Certain acoustic and vibration attenuation techniques have focused on "add-on" viscoelastic damping treatments.
Add-on viscoelastic damping treatments as specified in MIL-STD-2148(SH) and MIL-P-23653C can add substantial weight to machinery foundations, bulkheads and other ship structures. For relatively light steel structures (i.e. less than 3/4 thick), there is enough vibration induced strain in a free layer viscoelastic add-on treatment to dissipate vibration effectively. For heavier structures the viscoelastic must be stressed in shear to get enough induced strain to dissipate vibration energy effectively. Thus for considerations of weight, a light weight, high bending stiffness constraining layer is required in a shear damping treatment.
Weight is not the only consideration in developing a successful add-on damping treatment. Material and installation cost, fire performance, toxicity, etc. are important additional constraints on the selection of an operational system.
Type VI Class 1 and Class 2 damping tiles are intended as light-weight damping substitutes for Type II Class 1 and Class 2 damping. The Type VI Class 1 damping tile having a constraining layer and a substrate was developed to replace the Type II Class 1 damping tile in an effort to achieve weight savings.
Currently, Type VI damping is specified as either a single layer of viscoelastic material or as a layer of viscoelastic material with a reinforced laminate cover bonded to it. The laminate cover is bonded to the viscoelastic material at the factory.

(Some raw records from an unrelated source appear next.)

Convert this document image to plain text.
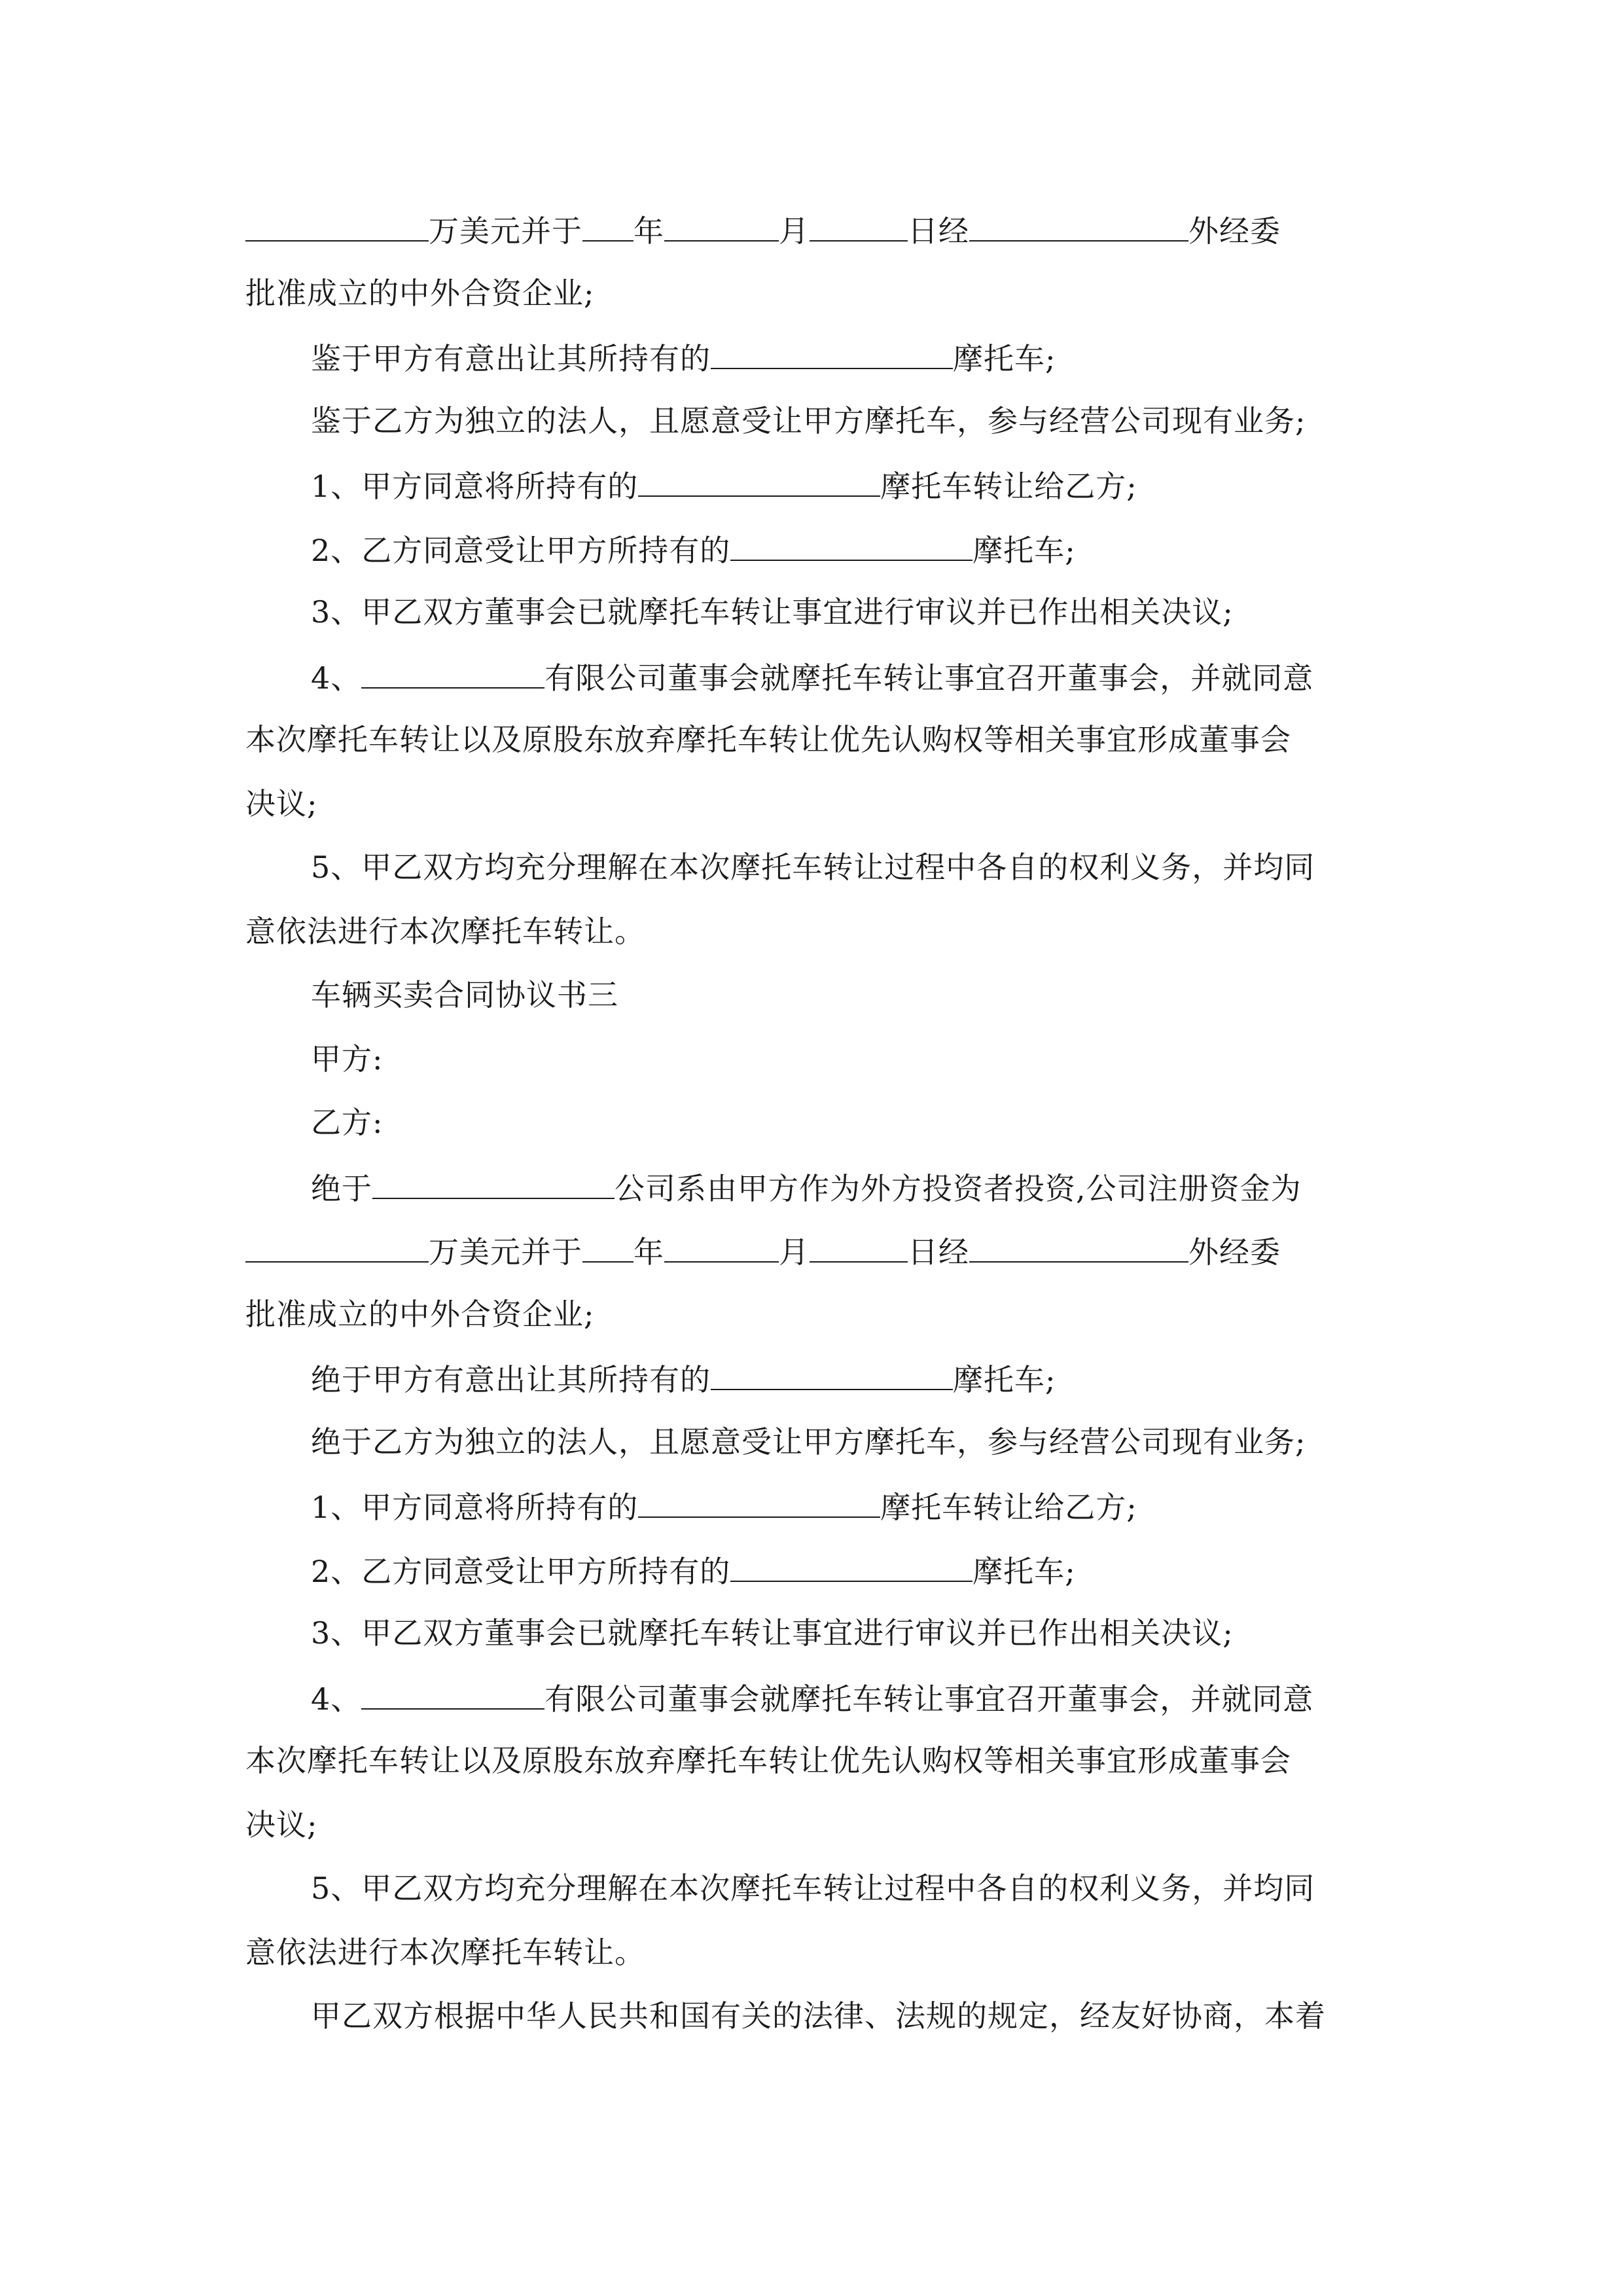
万美元并于 年	月	日经	外经委
批准成立的中外合资企业;
鉴于甲方有意出让其所持有的	摩托车;
鉴于乙方为独立的法人，且愿意受让甲方摩托车，参与经营公司现有业务;
1、甲方同意将所持有的	摩托车转让给乙方;
2、乙方同意受让甲方所持有的	摩托车;
3、甲乙双方董事会已就摩托车转让事宜进行审议并已作出相关决议;
4、	有限公司董事会就摩托车转让事宜召开董事会，并就同意
本次摩托车转让以及原股东放弃摩托车转让优先认购权等相关事宜形成董事会
决议;
5、甲乙双方均充分理解在本次摩托车转让过程中各自的权利义务，并均同
意依法进行本次摩托车转让。
车辆买卖合同协议书三
甲方:
乙方:
绝于	公司系由甲方作为外方投资者投资,公司注册资金为
万美元并于 年	月	日经	外经委
批准成立的中外合资企业;
绝于甲方有意出让其所持有的	摩托车;
绝于乙方为独立的法人，且愿意受让甲方摩托车，参与经营公司现有业务;
1、甲方同意将所持有的	摩托车转让给乙方;
2、乙方同意受让甲方所持有的	摩托车;
3、甲乙双方董事会已就摩托车转让事宜进行审议并已作出相关决议;
4、	有限公司董事会就摩托车转让事宜召开董事会，并就同意
本次摩托车转让以及原股东放弃摩托车转让优先认购权等相关事宜形成董事会
决议;
5、甲乙双方均充分理解在本次摩托车转让过程中各自的权利义务，并均同
意依法进行本次摩托车转让。
甲乙双方根据中华人民共和国有关的法律、法规的规定，经友好协商，本着
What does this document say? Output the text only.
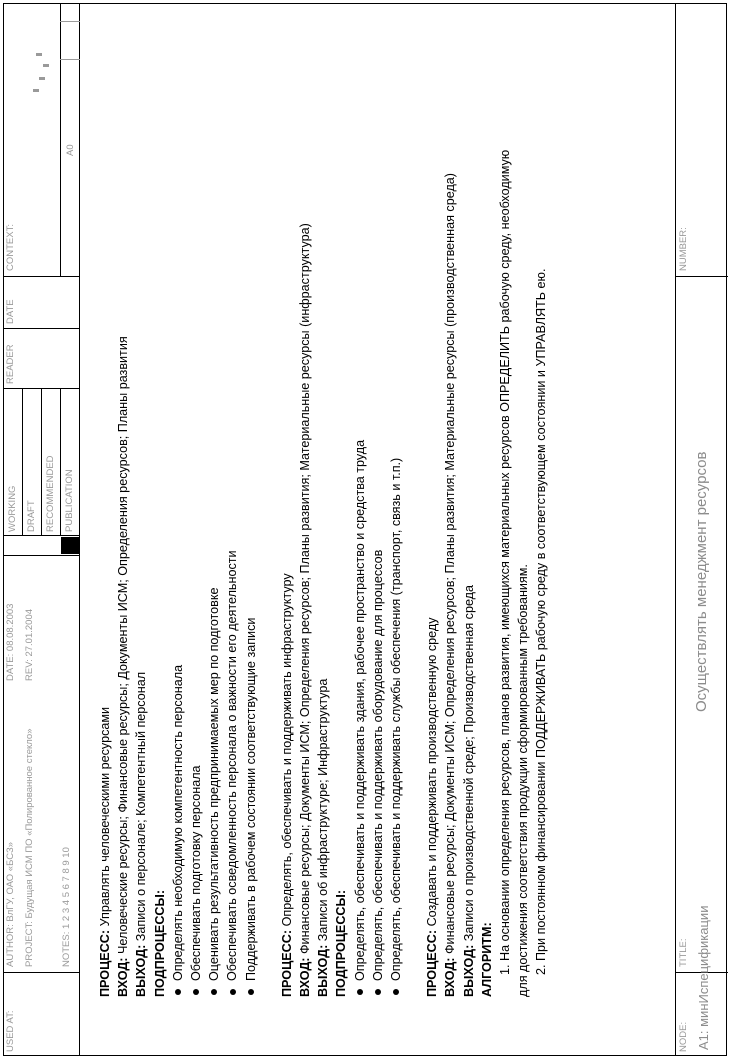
USED AT:
AUTHOR: ВлГУ, ОАО «БСЗ»
DATE: 08.08.2003
PROJECT: Будущая ИСМ ПО «Полированное стекло»
REV: 27.01.2004
NOTES: 1 2 3 4 5 6 7 8 9 10
WORKING DRAFT RECOMMENDED PUBLICATION
READER
DATE
CONTEXT:
A0
ПРОЦЕСС: Управлять человеческими ресурсами
ВХОД: Человеческие ресурсы; Финансовые ресурсы; Документы ИСМ; Определения ресурсов; Планы развития
ВЫХОД: Записи о персонале; Компетентный персонал
ПОДПРОЦЕССЫ: Определять необходимую компетентность персонала Обеспечивать подготовку персонала Оценивать результативность предпринимаемых мер по подготовке Обеспечивать осведомленность персонала о важности его деятельности Поддерживать в рабочем состоянии соответствующие записи ПРОЦЕСС: Определять, обеспечивать и поддерживать инфраструктуру
ВХОД: Финансовые ресурсы; Документы ИСМ; Определения ресурсов; Планы развития; Материальные ресурсы (инфраструктура)
ВЫХОД: Записи об инфраструктуре; Инфраструктура
ПОДПРОЦЕССЫ: Определять, обеспечивать и поддерживать здания, рабочее пространство и средства труда Определять, обеспечивать и поддерживать оборудование для процессов Определять, обеспечивать и поддерживать службы обеспечения (транспорт, связь и т.п.) ПРОЦЕСС: Создавать и поддерживать производственную среду
ВХОД: Финансовые ресурсы; Документы ИСМ; Определения ресурсов; Планы развития; Материальные ресурсы (производственная среда)
ВЫХОД: Записи о производственной среде; Производственная среда
АЛГОРИТМ: 1. На основании определения ресурсов, планов развития, имеющихся материальных ресурсов ОПРЕДЕЛИТЬ рабочую среду, необходимую для достижения соответствия продукции сформированным требованиям. 2. При постоянном финансировании ПОДДЕРЖИВАТЬ рабочую среду в соответствующем состоянии и УПРАВЛЯТЬ ею.
NODE: A1: минИспецификации
TITLE:
Осуществлять менеджмент ресурсов
NUMBER:
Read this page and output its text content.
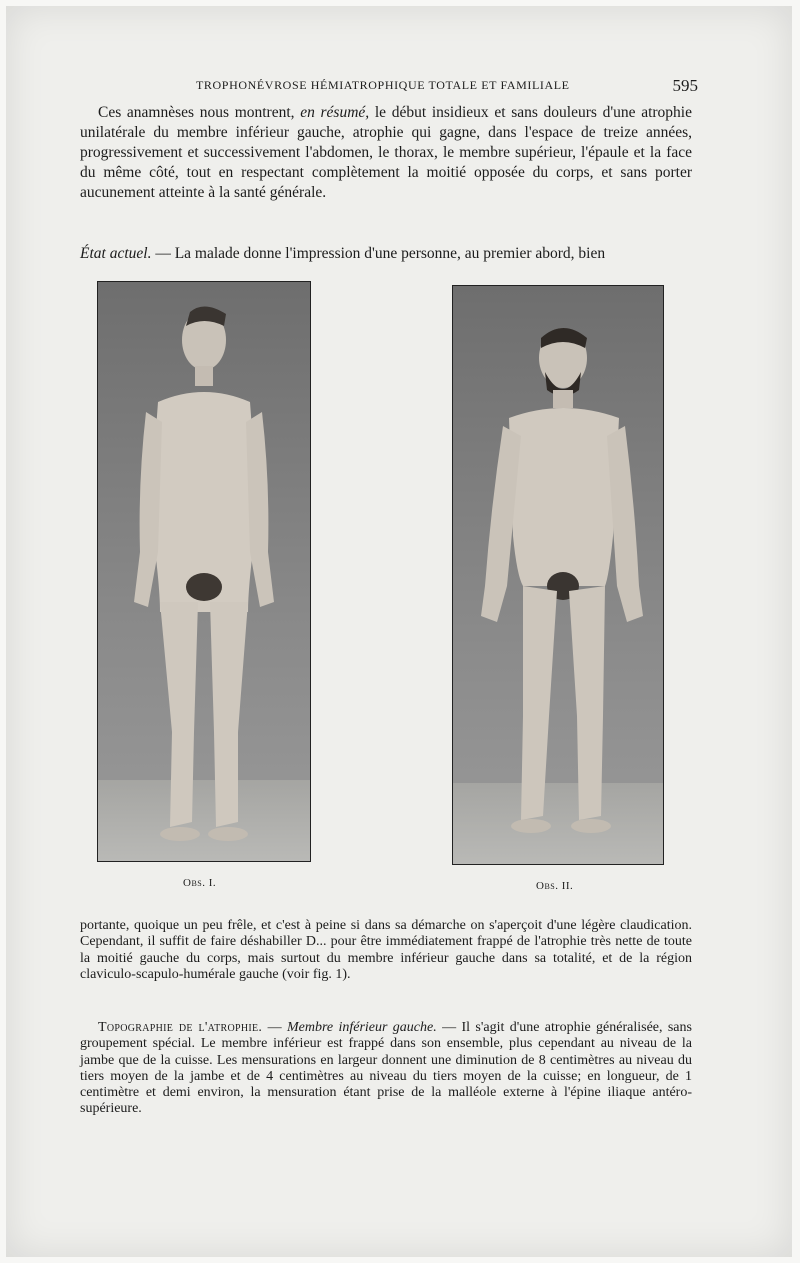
TROPHONÉVROSE HÉMIATROPHIQUE TOTALE ET FAMILIALE	595

Ces anamnèses nous montrent, en résumé, le début insidieux et sans douleurs d'une atrophie unilatérale du membre inférieur gauche, atrophie qui gagne, dans l'espace de treize années, progressivement et successivement l'abdomen, le thorax, le membre supérieur, l'épaule et la face du même côté, tout en respectant complètement la moitié opposée du corps, et sans porter aucunement atteinte à la santé générale.

État actuel. — La malade donne l'impression d'une personne, au premier abord, bien

Obs. I.	Obs. II.

portante, quoique un peu frêle, et c'est à peine si dans sa démarche on s'aperçoit d'une légère claudication. Cependant, il suffit de faire déshabiller D... pour être immédiatement frappé de l'atrophie très nette de toute la moitié gauche du corps, mais surtout du membre inférieur gauche dans sa totalité, et de la région claviculo-scapulo-humérale gauche (voir fig. 1).

Topographie de l'atrophie. — Membre inférieur gauche. — Il s'agit d'une atrophie généralisée, sans groupement spécial. Le membre inférieur est frappé dans son ensemble, plus cependant au niveau de la jambe que de la cuisse. Les mensurations en largeur donnent une diminution de 8 centimètres au niveau du tiers moyen de la jambe et de 4 centimètres au niveau du tiers moyen de la cuisse; en longueur, de 1 centimètre et demi environ, la mensuration étant prise de la malléole externe à l'épine iliaque antéro-supérieure.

In one application, a somewhat light weight shear damping treatment (designated Type VI) was developed for submarines. The treatment consisted of using pre-fabricated Type VI damping tiles pre-configured to match the surface of the substrate to be damped. In such application, a viscoelastic material integrally is bonded to a pre-configured composite constraining layer consisting of Kevlar and graphite fiber materials in a bismaleimide (BMI) high-temperature-cure resin matrix (hereinafter "BMI Type VI damping tiles").
However, the aforementioned BMI Type VI damping tiles have inherent disadvantages which detract from their being accepted as an adequate substitute for Type II tiles. The BMI Type VI damping tiles are too costly from both a material and installation standpoint. The bismaleimide (BMI) resin used in the constraining layer is relatively expensive ($20-30/lb). In addition, the BMI Type VI damping tiles cannot be conformed-in-place during installation. These tiles are rigid and do not readily conform to curved surfaces.
In practice, BMI Type VI damping tiles must be procured in the form of pre-made damping tiles with specific contour and curvature and this substantially increases their cost. Effective damping performance requires the damping material and the structure, i.e. substrate, being damped to be in intimate contact with each other. On curved structures this is accomplished with Type II tiles by warming them slightly so they become pliable and then pressing them onto the surfaces to be damped. However, the stiff cured laminate cover of the pre-fabricated BMI Type VI damping tiles precludes this installation process. Therefore, whenever such BMI Type VI damping tiles are installed on contoured surfaces, such tiles must be procured with a matching curvature. Alternately, the flat BMI Type VI damping tiles can be cut into smaller pieces and then the pieces can be arranged, like a jig saw puzzle, onto the contoured surfaces. Alternatively, in the conventional BMI Type VI damping tile, the BMI-containing constraining layer can be pre-molded to a pre-determined curvature during the curing procedure. However, this is expensive since such molding must take place at high temperatures and high pressures in an autoclave. Still further, the BMI Type VI reinforced laminate cover, i.e. constraining layer, is difficult to cut and requires the use of a specialized band saw or water jet cutting tool. The cut edges must also be resealed with a resin to prevent moisture from wicking along the fiber structure of the laminate, particularly those based on Kevlar. This difficulty in cutting the laminate cover coupled with the need to reseal to cut edge further increases installation costs of BMI Type VI damping tiles.
In short, a Type VI damping tile which is relatively facilely installed, is cheaper to produce, and has effective acoustic and vibration damping properties has been sought in order have a truly cost-effective operational system. The present invention satisfies that need.